Marijuana Grow Houses Have Hidden Dangers

Indoor pot farms in Northern California can be hard to spot until they catch fire and release fumes from chemicals and mold. The operations are often run by gangs and can involve violence, including a recent shooting death in San Jose.

Indoor pot farms in Northern California can be hard to spot until they catch fire and release fumes from chemicals and mold. The operations are often run by gangs and can involve violence, including a recent shooting death in San Jose. 

Illegal residential marijuana farms are hardly a new phenomenon in the Northern California Bay Area, but the numbers appear to be increasing at a time when law enforcement resources are dwindling and police are focused on more pressing priorities -- tracking violent crime, gang activity, and keeping a patrol presence on the streets, reports the San Jose Mercury News.

"I'm comfortable saying that there are over 100 of these houses, and the majority are in the city of San Jose," said Sgt.

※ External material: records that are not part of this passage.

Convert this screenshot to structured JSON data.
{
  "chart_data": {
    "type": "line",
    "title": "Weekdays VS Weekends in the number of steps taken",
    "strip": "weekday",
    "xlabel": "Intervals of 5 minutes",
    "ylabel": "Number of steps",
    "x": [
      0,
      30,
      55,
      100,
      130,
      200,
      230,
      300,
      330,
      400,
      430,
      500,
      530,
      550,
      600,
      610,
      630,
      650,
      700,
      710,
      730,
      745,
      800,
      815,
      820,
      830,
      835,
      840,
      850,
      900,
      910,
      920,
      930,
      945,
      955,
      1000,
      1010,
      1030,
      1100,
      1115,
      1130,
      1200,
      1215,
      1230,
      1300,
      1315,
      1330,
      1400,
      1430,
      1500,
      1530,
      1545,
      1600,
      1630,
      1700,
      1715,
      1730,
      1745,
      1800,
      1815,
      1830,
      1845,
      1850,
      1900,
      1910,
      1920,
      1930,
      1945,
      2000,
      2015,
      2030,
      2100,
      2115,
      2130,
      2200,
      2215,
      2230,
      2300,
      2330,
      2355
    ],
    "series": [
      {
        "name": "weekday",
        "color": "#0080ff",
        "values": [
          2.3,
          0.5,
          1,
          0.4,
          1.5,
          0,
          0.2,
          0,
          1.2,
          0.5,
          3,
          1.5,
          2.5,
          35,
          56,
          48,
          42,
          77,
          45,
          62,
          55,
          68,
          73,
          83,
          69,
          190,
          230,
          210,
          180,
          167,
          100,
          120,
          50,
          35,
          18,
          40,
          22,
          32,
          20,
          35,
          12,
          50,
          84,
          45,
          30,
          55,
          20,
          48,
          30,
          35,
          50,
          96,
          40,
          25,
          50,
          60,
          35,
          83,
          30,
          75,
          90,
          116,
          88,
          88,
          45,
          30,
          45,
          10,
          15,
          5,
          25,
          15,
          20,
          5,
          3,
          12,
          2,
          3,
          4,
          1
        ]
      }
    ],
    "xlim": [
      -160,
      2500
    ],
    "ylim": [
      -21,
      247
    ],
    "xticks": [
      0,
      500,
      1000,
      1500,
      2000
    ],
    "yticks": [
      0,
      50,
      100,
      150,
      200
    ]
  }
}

John Spagnola, who heads the two-man Marijuana Eradication Team for the Santa Clara County (Calif.) Sheriff's Office, the only South Bay agency with deputies devoted solely to eradicating marijuana. "We have tips right now that we just haven't had time to deal with yet. We could constantly be busting them."

What is clear is that when these houses go up in smoke, as they often do, the result is a nightmare for firefighters responding to blazes caused by marijuana growers' shoddy handiwork in bypassing electrical meters to stay off the radar of the electric company. Often, the houses also have chemicals and mold inside.

Indoor pot operations often are in otherwise safe, quiet residential neighborhoods. From the outside, they look like regular houses, hiding in plain sight until they catch fire, which happened twice within four days in San Jose in March.

In the South Bay, grow houses are often run by gangs affiliated with Vietnamese coffee houses, Spagnola said.